Environmnetal Justice in Marine Governance
Author: Rabe, Linn , linn.rabe@sh.se
Department: School of Nature Science, Technology and Enviromental studies
University: Södertörn University, Sweden
Supervisor: Magnus Boström
Year of completion: In progress
Language of dissertation: English
Keywords:
environmental govern
, Nature protection
, justice
, participation
Areas of Research:
Environment and Society
Abstract
Broadly, this is a study about issues of power relations played out in the context of nature resource management. Specifically, this study looks at procedural justice in the consultant process of establishing marine nature reserves.
The concept of sustainable development highlights the importance of equity between and within generations, as a condition to achieve social, economic and ecological sustainability. Participatory governance is framed as contributing to equity ambitions. It can be questioned, however, if multi-stakeholder approaches can deal with uneven power relationships between stakeholders or if existing power relations are reproduced through such processes. In these processes weaker actors may risk getting ignored, neglected, manipulated or even abused. There is still much to understand and to enact regarding what justice and equity might or ought to mean in relation to environmental governance, not the least concerning the way in which power relations are reflected in conflicting discourses about environment and development. The focus of this project, democratic aspects of environmental governance of the Baltic Sea, is especially understudied. By employing the procedural justice concept over time in this novel empirical setting the project aims to develop new understandings and formulations of justice and thereby contribute to the literature on participatory environmental governance, marine governance, nature protection, and environmental justice.
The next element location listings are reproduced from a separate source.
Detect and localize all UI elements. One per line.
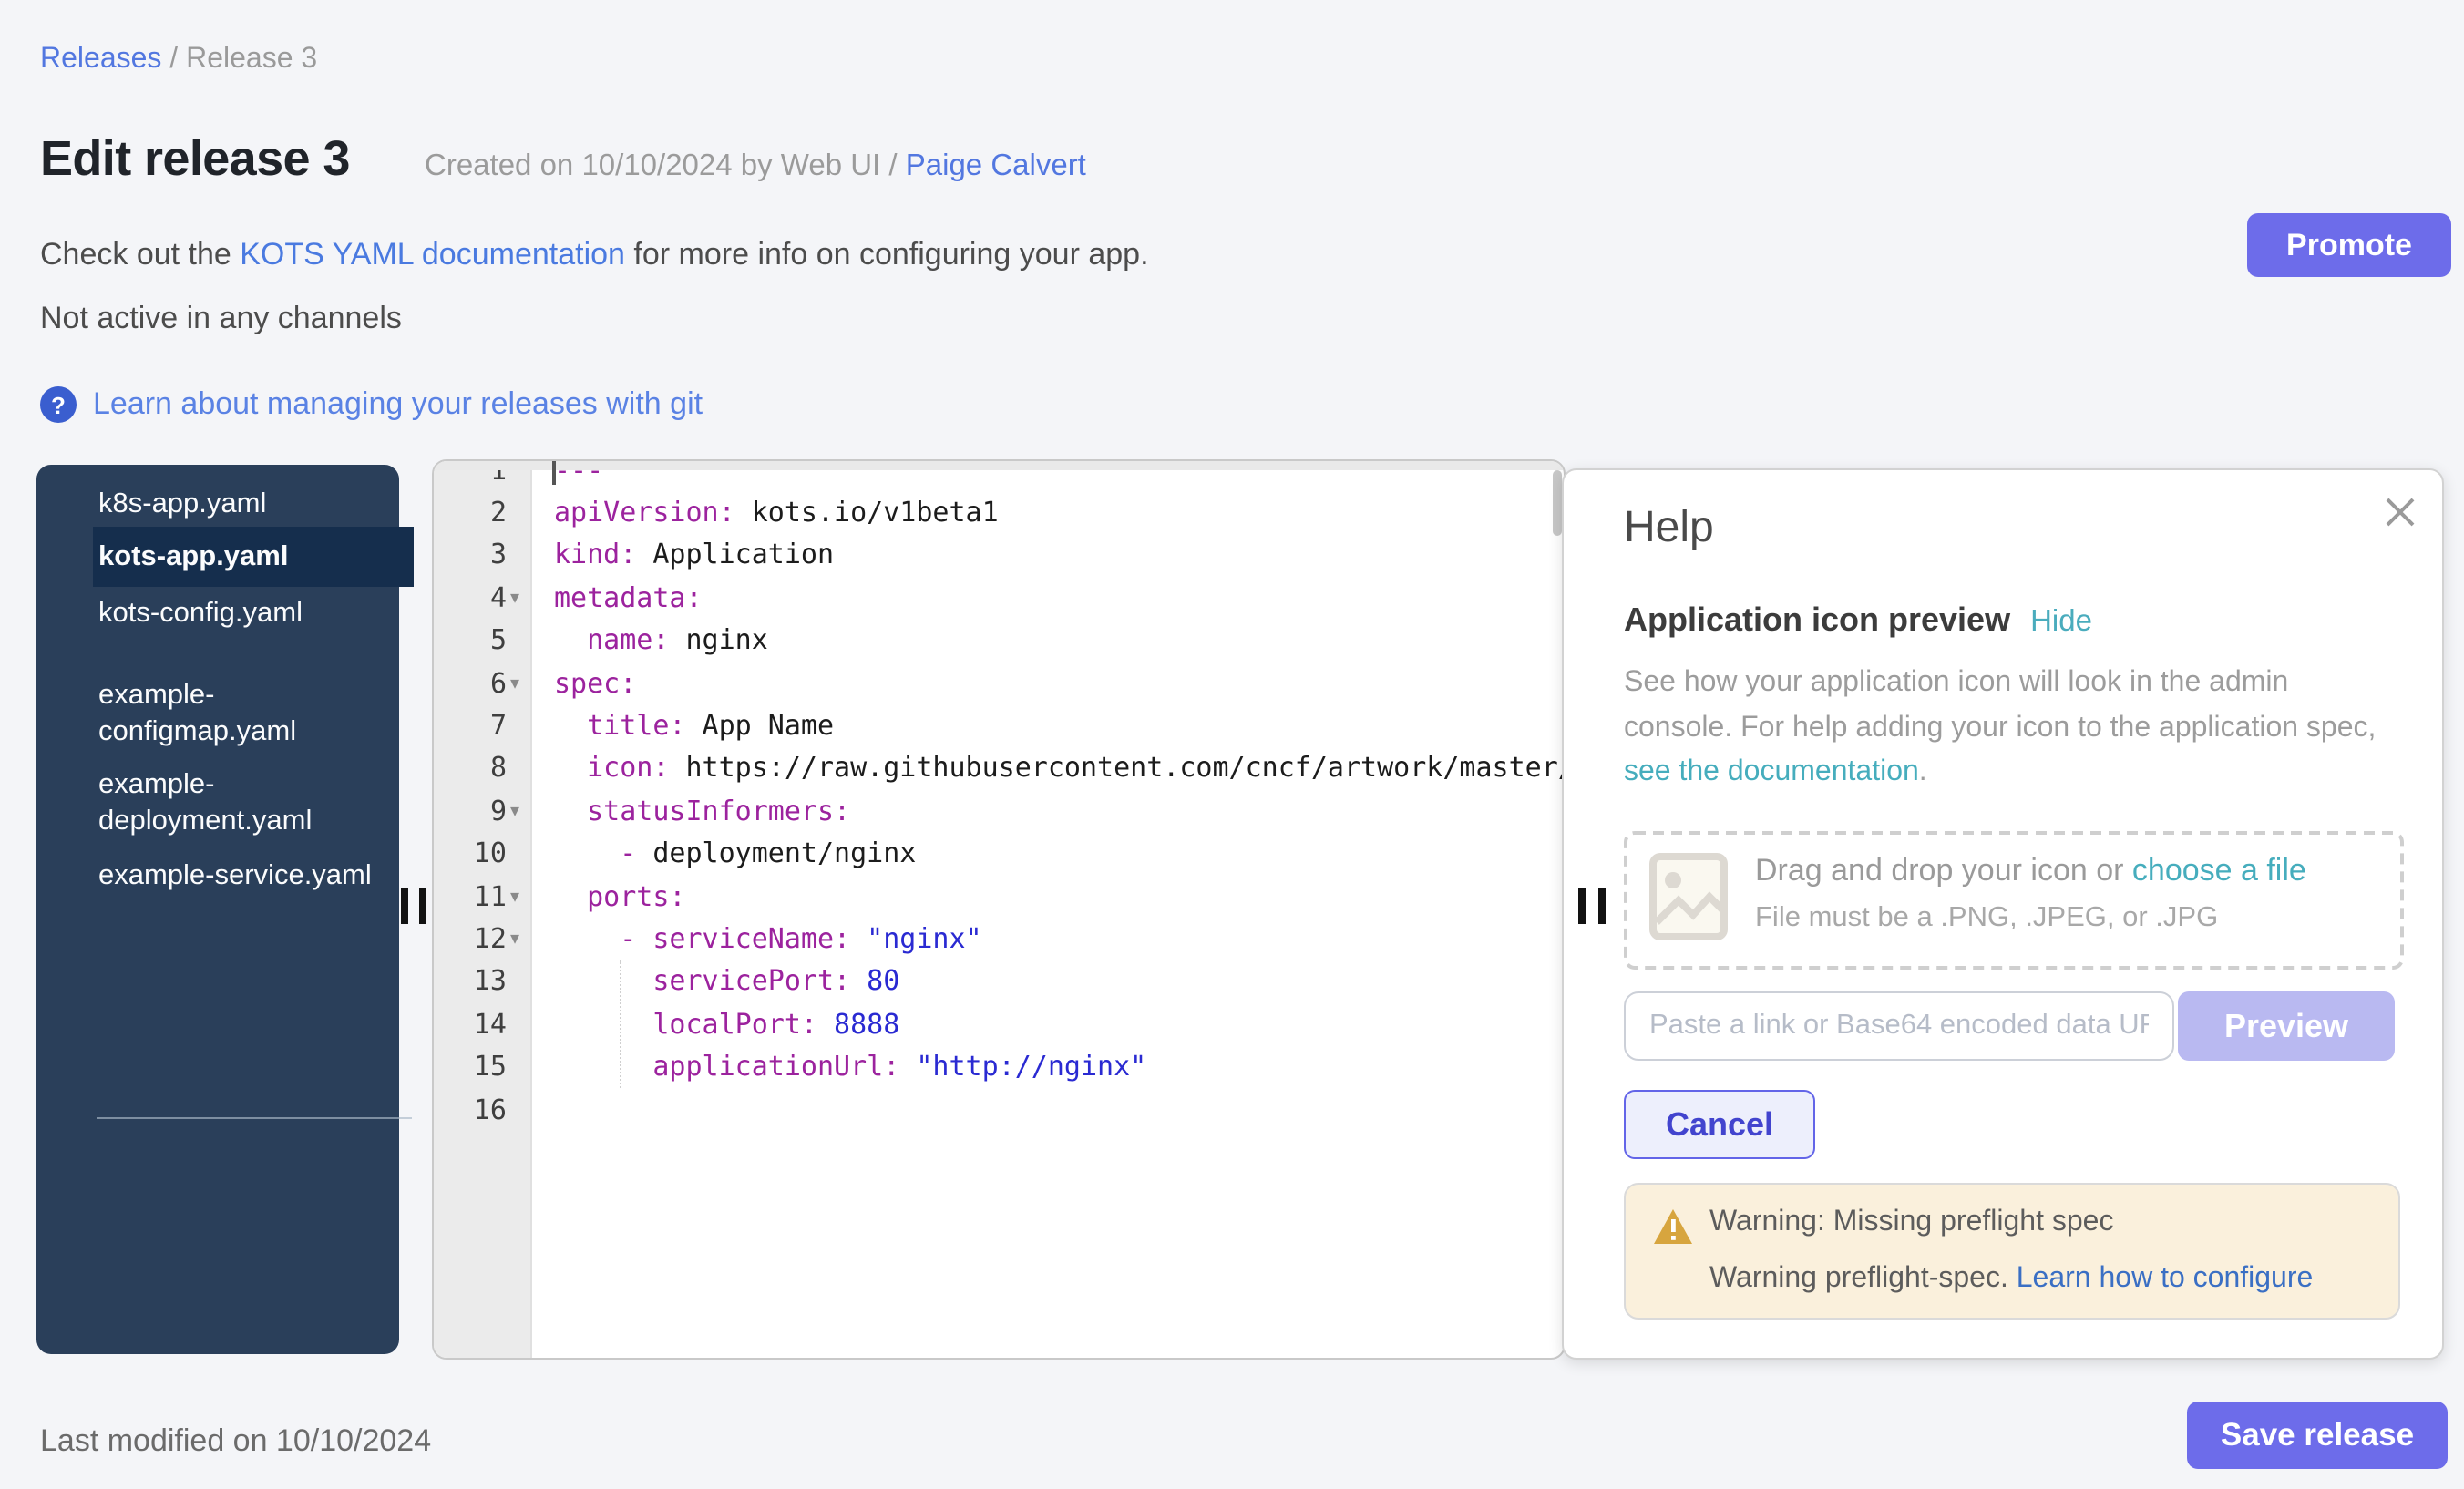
channel-status-text: Not active in any channels: [40, 301, 402, 337]
question-icon: ?: [40, 386, 77, 423]
help-panel-resize-handle-bar[interactable]: [1598, 888, 1606, 924]
code-line[interactable]: title: App Name: [554, 705, 834, 748]
warning-box: Warning: Missing preflight spec Warning …: [1624, 1183, 2400, 1320]
yaml-editor[interactable]: 1234▾56▾789▾1011▾12▾13141516 ---apiVersi…: [432, 459, 1566, 1360]
code-line[interactable]: localPort: 8888: [554, 1003, 899, 1046]
file-sidebar: k8s-app.yamlkots-app.yamlkots-config.yam…: [36, 465, 399, 1354]
help-panel-resize-handle-bar[interactable]: [1578, 888, 1586, 924]
created-info: Created on 10/10/2024 by Web UI / Paige …: [425, 149, 1086, 184]
line-number: 6: [434, 662, 507, 705]
created-author-link[interactable]: Paige Calvert: [906, 149, 1086, 182]
line-number: 11: [434, 876, 507, 919]
editor-scrollbar[interactable]: [1553, 470, 1562, 536]
icon-dropzone[interactable]: [1624, 831, 2404, 970]
fold-arrow-icon[interactable]: ▾: [510, 919, 519, 961]
line-number: 5: [434, 620, 507, 662]
sidebar-file-item[interactable]: example-configmap.yaml: [98, 678, 412, 751]
code-line[interactable]: statusInformers:: [554, 790, 850, 833]
editor-gutter: 1234▾56▾789▾1011▾12▾13141516: [434, 461, 532, 1358]
sidebar-resize-handle-bar[interactable]: [419, 888, 426, 924]
sidebar-file-item[interactable]: example-deployment.yaml: [98, 767, 412, 840]
help-panel-title: Help: [1624, 503, 1714, 554]
warning-detail: Warning preflight-spec. Learn how to con…: [1709, 1263, 2313, 1296]
line-number: 3: [434, 535, 507, 578]
git-help-row: ? Learn about managing your releases wit…: [40, 386, 703, 423]
close-icon[interactable]: [2384, 496, 2417, 529]
save-release-button[interactable]: Save release: [2187, 1402, 2448, 1469]
help-panel: Help Application icon preview Hide See ho…: [1562, 468, 2444, 1360]
code-line[interactable]: metadata:: [554, 577, 703, 620]
code-line[interactable]: icon: https://raw.githubusercontent.com/…: [554, 748, 1566, 791]
code-line[interactable]: kind: Application: [554, 535, 834, 578]
dropzone-text: Drag and drop your icon or choose a file: [1755, 853, 2306, 889]
fold-arrow-icon[interactable]: ▾: [510, 577, 519, 620]
fold-arrow-icon[interactable]: ▾: [510, 662, 519, 705]
sidebar-file-item[interactable]: kots-config.yaml: [98, 596, 412, 632]
sidebar-resize-handle-bar[interactable]: [401, 888, 408, 924]
git-releases-link[interactable]: Learn about managing your releases with …: [93, 386, 703, 423]
fold-arrow-icon[interactable]: ▾: [510, 876, 519, 919]
line-number: 9: [434, 790, 507, 833]
line-number: 14: [434, 1003, 507, 1046]
image-placeholder-icon: [1649, 853, 1728, 940]
code-line[interactable]: - serviceName: "nginx": [554, 919, 982, 961]
code-line[interactable]: spec:: [554, 662, 636, 705]
warning-icon: [1653, 1208, 1693, 1245]
dropzone-filetypes: File must be a .PNG, .JPEG, or .JPG: [1755, 902, 2218, 935]
code-line[interactable]: servicePort: 80: [554, 961, 899, 1004]
screenshot-viewport: Releases / Release 3 Edit release 3 Crea…: [0, 0, 2464, 1489]
line-number: 7: [434, 705, 507, 748]
indent-guide: [620, 961, 621, 1089]
editor-cursor: [552, 459, 556, 484]
line-number: 2: [434, 492, 507, 535]
kots-yaml-doc-link[interactable]: KOTS YAML documentation: [240, 237, 625, 272]
intro-pre: Check out the: [40, 237, 240, 272]
learn-configure-link[interactable]: Learn how to configure: [2017, 1263, 2314, 1294]
code-line[interactable]: name: nginx: [554, 620, 768, 662]
description-text: See how your application icon will look …: [1624, 667, 2376, 743]
line-number: 13: [434, 961, 507, 1004]
line-number: 12: [434, 919, 507, 961]
promote-button[interactable]: Promote: [2247, 213, 2451, 277]
last-modified-text: Last modified on 10/10/2024: [40, 1423, 431, 1460]
sidebar-file-item[interactable]: k8s-app.yaml: [98, 487, 412, 523]
fold-arrow-icon[interactable]: ▾: [510, 790, 519, 833]
code-line[interactable]: apiVersion: kots.io/v1beta1: [554, 492, 999, 535]
breadcrumb: Releases / Release 3: [40, 44, 317, 77]
icon-preview-description: See how your application icon will look …: [1624, 662, 2400, 796]
created-text: Created on 10/10/2024 by Web UI /: [425, 149, 906, 182]
sidebar-divider: [97, 1117, 412, 1119]
line-number: 8: [434, 748, 507, 791]
icon-url-input[interactable]: [1624, 991, 2174, 1061]
release-editor-page: Releases / Release 3 Edit release 3 Crea…: [0, 0, 2464, 1489]
intro-post: for more info on configuring your app.: [625, 237, 1149, 272]
see-documentation-link[interactable]: see the documentation: [1624, 756, 1919, 787]
icon-preview-title: Application icon preview: [1624, 601, 2010, 638]
code-line[interactable]: applicationUrl: "http://nginx": [554, 1046, 1146, 1089]
line-number: 16: [434, 1089, 507, 1132]
preview-button[interactable]: Preview: [2178, 991, 2395, 1061]
line-number: 10: [434, 833, 507, 876]
editor-top-strip: [434, 461, 1564, 470]
intro-line: Check out the KOTS YAML documentation fo…: [40, 237, 1149, 273]
choose-file-link[interactable]: choose a file: [2132, 853, 2306, 888]
icon-preview-heading: Application icon preview Hide: [1624, 601, 2092, 640]
sidebar-file-item[interactable]: kots-app.yaml: [98, 539, 412, 576]
warning-title: Warning: Missing preflight spec: [1709, 1207, 2113, 1239]
hide-link[interactable]: Hide: [2030, 605, 2092, 638]
code-line[interactable]: ports:: [554, 876, 686, 919]
line-number: 4: [434, 577, 507, 620]
line-number: 15: [434, 1046, 507, 1089]
breadcrumb-releases-link[interactable]: Releases: [40, 44, 161, 75]
code-line[interactable]: - deployment/nginx: [554, 833, 916, 876]
page-title: Edit release 3: [40, 131, 350, 188]
sidebar-file-item[interactable]: example-service.yaml: [98, 858, 412, 895]
cancel-button[interactable]: Cancel: [1624, 1090, 1815, 1159]
breadcrumb-current: / Release 3: [161, 44, 317, 75]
The theoretical discussion will be illustrated with empirical material of local and regional marine governance in the Baltic Sea. Since local environmental situations seldom is explained by only local processes, but has to be seen as a product of political economy at local, national, regional and international scales I seek to investigate explanations across spatial and temporal scales.
The dissertation will be presented in a form of a compilation thesis. The articles are organized from regional/general/abstract to local/specific/concrete.
Articles: 1) Participation and Justice 2) Environmental Non-Governmental Organizations and Transnational Collaboration in two regional contexts: Baltic Sea and Adriatic Sea Region 3) Regional Management vs. Local Justice 4) Procedural Justice in Marine Nature Reserve Establishment 5) Localism and meaning of place.